In Uganda, three organizations, including the Centre for Health, Human Rights and Development (CEHURD) have filed separate petitions variously challenging the government’s failure to legislate the circumstances under which legal abortion is permitted. Uganda’s 1995 Constitution provides that no person has the right to terminate the life of an unborn child except as may be authorized by law. Since 1995, the government has not enacted the necessary legislation required by the constitutional injunction and has been consequently sued. CEHURD’s petition challenges the government’s failure to enact a law to provide for the circumstances under which abortion is permitted. The petition argues that the government’s omission to legislate the circumstances under which abortion is permissible violates the 1995 Constitution. It seeks a declaration that the omission of the state to formulate and pass a law regulating termination of pregnancy contravenes the Constitution. The petitioners seek orders compelling the executive and the parliament to formulate and pass a law regulating the termination of pregnancy.

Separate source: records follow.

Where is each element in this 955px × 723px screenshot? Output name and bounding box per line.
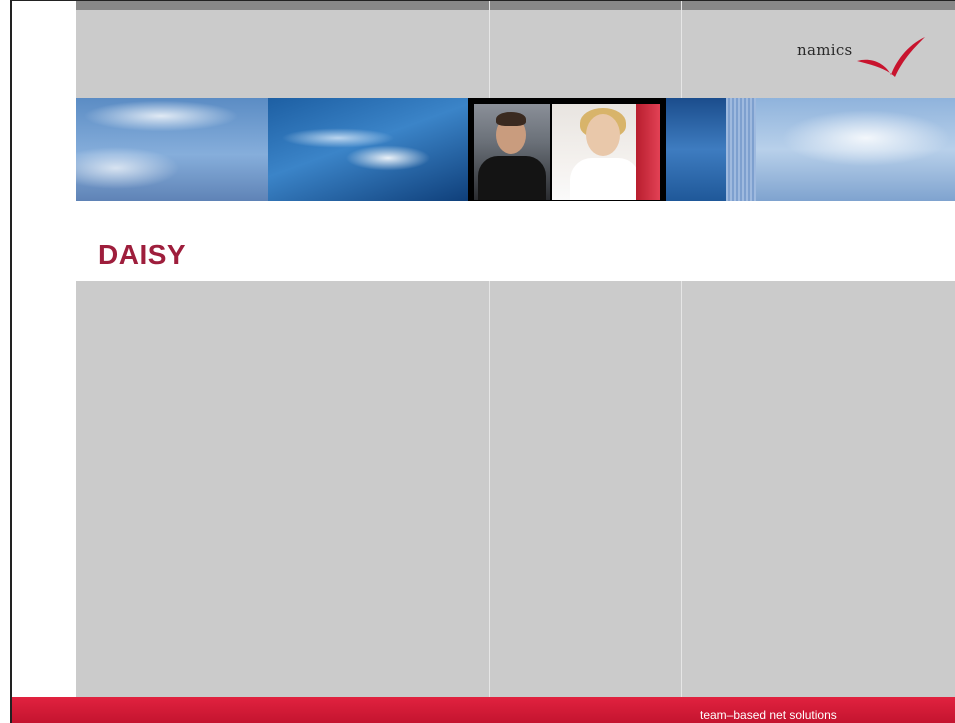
header-banner [76, 98, 955, 201]
swoosh-icon [857, 37, 925, 77]
top-strip [76, 1, 955, 10]
logo-text: namics [797, 41, 853, 59]
stripe-pattern [726, 98, 756, 201]
title-band: DAISY [76, 201, 955, 281]
sky-image-right [756, 98, 955, 201]
sky-image [76, 98, 268, 201]
water-image [666, 98, 726, 201]
namics-logo: namics [797, 33, 937, 83]
red-background [636, 104, 660, 200]
wave-image [268, 98, 468, 201]
people-photo [468, 98, 666, 201]
man-figure [474, 104, 550, 200]
footer-bar: team–based net solutions [12, 697, 955, 723]
footer-tagline: team–based net solutions [700, 708, 837, 722]
left-margin [12, 1, 76, 701]
slide-title: DAISY [98, 239, 187, 270]
slide: namics DAISY team–based net solutions [10, 0, 955, 723]
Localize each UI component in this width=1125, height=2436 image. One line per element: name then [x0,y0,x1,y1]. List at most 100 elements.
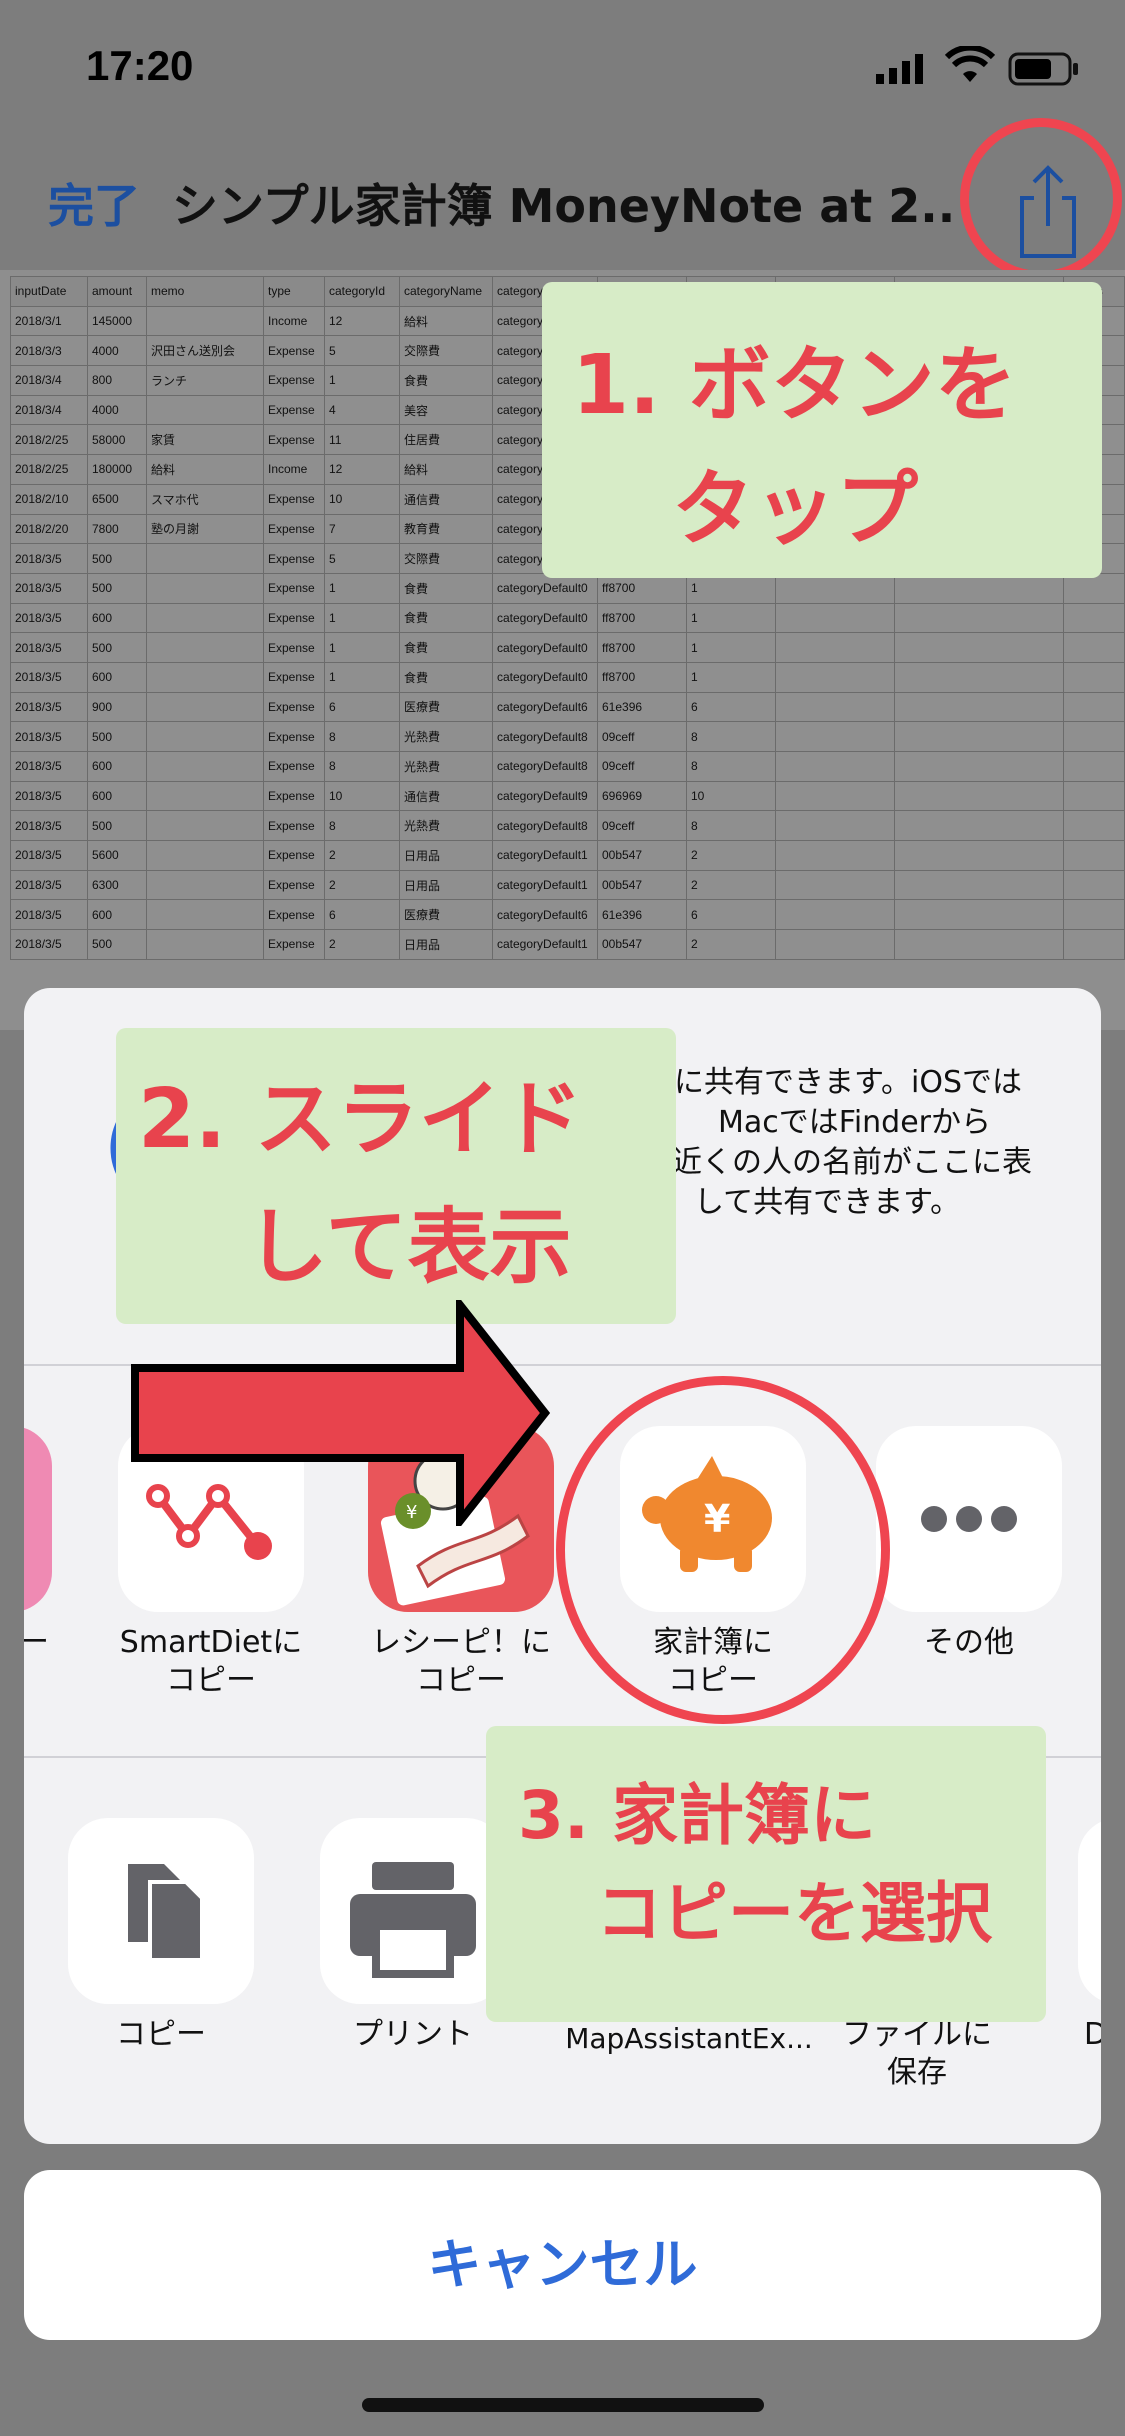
app-label-partial: ー [24,1625,49,1660]
table-cell: 教育費 [399,513,493,545]
airdrop-description: に共有できます。iOSでは MacではFinderから 近くの人の名前がここに表… [654,1063,1032,1223]
copy-icon [128,1864,204,1962]
wifi-icon [945,46,995,82]
table-cell: 1 [686,602,776,634]
table-cell [894,810,1064,842]
status-time: 17:20 [86,42,194,89]
table-cell: categoryDefault0 [492,602,598,634]
more-app-tile[interactable] [876,1426,1062,1612]
table-cell: 4000 [87,335,147,367]
home-indicator[interactable] [362,2398,764,2412]
table-header-cell: type [263,276,325,307]
table-cell: Expense [263,602,325,634]
copy-label: コピー [116,2017,206,2052]
step1-note: 1. ボタンを タップ [542,282,1102,578]
table-cell [894,661,1064,693]
step3-note: 3. 家計簿に コピーを選択 [486,1726,1046,2022]
table-cell: categoryDefault9 [492,780,598,812]
table-cell [775,929,895,960]
table-cell: Expense [263,751,325,782]
table-cell: Expense [263,335,325,367]
table-cell: 2018/3/5 [10,691,88,723]
table-cell [146,602,264,634]
table-cell: 00b547 [597,929,687,960]
table-cell: 900 [87,691,147,723]
table-cell [1063,632,1125,663]
table-cell: 医療費 [399,899,493,931]
table-cell: categoryDefault6 [492,691,598,723]
table-cell: 61e396 [597,691,687,723]
done-button[interactable]: 完了 [48,170,140,236]
table-cell: 7 [324,513,400,545]
table-cell: Expense [263,840,325,871]
table-cell [146,929,264,960]
table-cell [775,780,895,812]
battery-icon [1008,52,1078,86]
table-row: 2018/3/5 600 Expense 6 医療費 categoryDefault6 61… [10,899,1125,931]
print-icon [350,1862,476,1978]
table-cell [775,869,895,901]
app-tile-partial[interactable] [24,1426,52,1612]
table-row: 2018/3/5 500 Expense 8 光熱費 categoryDefault8 09… [10,810,1125,842]
table-cell: スマホ代 [146,483,264,515]
table-cell: 1 [324,572,400,604]
table-cell [894,632,1064,663]
table-cell: 2018/3/5 [10,869,88,901]
table-cell: 1 [324,661,400,693]
print-action-tile[interactable] [320,1818,506,2004]
table-cell: Expense [263,365,325,396]
table-cell [894,691,1064,723]
cancel-button[interactable]: キャンセル [24,2170,1101,2340]
table-cell: Expense [263,661,325,693]
table-cell: 住居費 [399,424,493,456]
table-cell: 1 [324,632,400,663]
page-title: シンプル家計簿 MoneyNote at 2... [172,179,952,233]
table-cell [775,632,895,663]
table-cell [146,899,264,931]
table-cell: 2018/3/3 [10,335,88,367]
table-cell [146,394,264,426]
table-cell: 2018/2/25 [10,424,88,456]
table-cell: 00b547 [597,869,687,901]
table-cell: ff8700 [597,632,687,663]
table-cell: categoryDefault8 [492,810,598,842]
table-cell: 家賃 [146,424,264,456]
smartdiet-label: SmartDietに コピー [119,1625,303,1698]
table-cell: 2018/2/20 [10,513,88,545]
table-cell: 800 [87,365,147,396]
slide-arrow [131,1300,550,1526]
table-cell: 6300 [87,869,147,901]
table-cell: 1 [324,365,400,396]
table-cell: 696969 [597,780,687,812]
table-cell: 日用品 [399,929,493,960]
airdrop-line: MacではFinderから [718,1105,992,1140]
table-cell: 12 [324,305,400,337]
table-cell: 145000 [87,305,147,337]
signal-icon [876,54,923,84]
table-cell [894,751,1064,782]
table-cell: 2 [686,869,776,901]
table-header-cell: amount [87,276,147,307]
table-cell: 500 [87,543,147,574]
files-label: ファイルに 保存 [842,2017,992,2090]
table-cell: 8 [324,810,400,842]
table-cell [1063,691,1125,723]
more-label: その他 [924,1625,1014,1660]
recipe-label: レシーピ！に コピー [371,1625,551,1698]
table-cell [775,840,895,871]
partial-action-tile[interactable] [1078,1818,1101,2004]
table-cell: 1 [686,632,776,663]
table-cell [146,543,264,574]
table-cell: 10 [686,780,776,812]
table-cell: 8 [686,721,776,752]
table-cell: 食費 [399,632,493,663]
table-cell: 2018/3/4 [10,394,88,426]
table-cell: 61e396 [597,899,687,931]
table-cell [894,602,1064,634]
copy-action-tile[interactable] [68,1818,254,2004]
table-cell: categoryDefault1 [492,929,598,960]
partial-action-label: D [1084,2017,1101,2052]
table-cell: 日用品 [399,840,493,871]
table-cell [775,661,895,693]
table-cell: 2018/3/5 [10,721,88,752]
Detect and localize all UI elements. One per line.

Abortion is legally permitted in Zimbabwe but only under limited circumstances, including if the pregnant woman’s life is in danger or in cases of rape, incest or fetal impairment under the country’s Termination of Pregnancy Act. In practice, it is extremely difficult to obtain a legal abortion; as a result, most abortions are clandestine and potentially unsafe. These challenges were evident in Mildred Mapingure v Minister of Home Affairs. In that case, the appellant, a survivor of rape and sexual assault, attempted unsuccessfully, to first obtain emergency contraception when she realised there was a pregnancy which was a possible result of her assault. When the window within which she could obtain emergency contraception closed, she quickly sought to terminate the pregnancy. In all her attempts, she was timeous albeit misguided by the police where she reported the rape and the hospital where she tried to access SRHR services. She only did obtain a pregnancy termination certificate five months after being raped. By then, the medical professionals advised her that terminating the pregnancy would be too risky. She was compelled to carry the baby to term even though she had immediately requested emergency contraception after reporting her assault to the police, which was denied. She also repeatedly sought abortion services after discovering that she was pregnant a month after being assaulted.

She sued the respondent, who was vicariously liable for the conduct of the police officers who refused to process her application for the termination certificate for damages claiming they were negligent in executing their duties. She sought damages for the pain and suffering she endured for the duration of the pregnancy and costs for the child’s maintenance until it reached majority age. The court granted her damages for pain and suffering arising from the failure to prevent the pregnancy, finding that the police officers who refused to help her process a termination certificate were negligent in their duties. She was denied damages for the cost of maintaining the child because the court judged her responsible for not knowing what to do, implying that it was her fault for trusting what the authorities told her. Insufficient attention was paid to human rights norms and jurisprudence relevant to the matter. This and the previous Kenyan case highlight the importance of State interventions in SRHR. In both cases, the victims were ignorant of the law regarding abortion and post-abortion care and paid dearly for it. Had the State discharged its duty to inform the populace of the existence of these services and the procedures for accessing them, perhaps both cases would have gone very differently.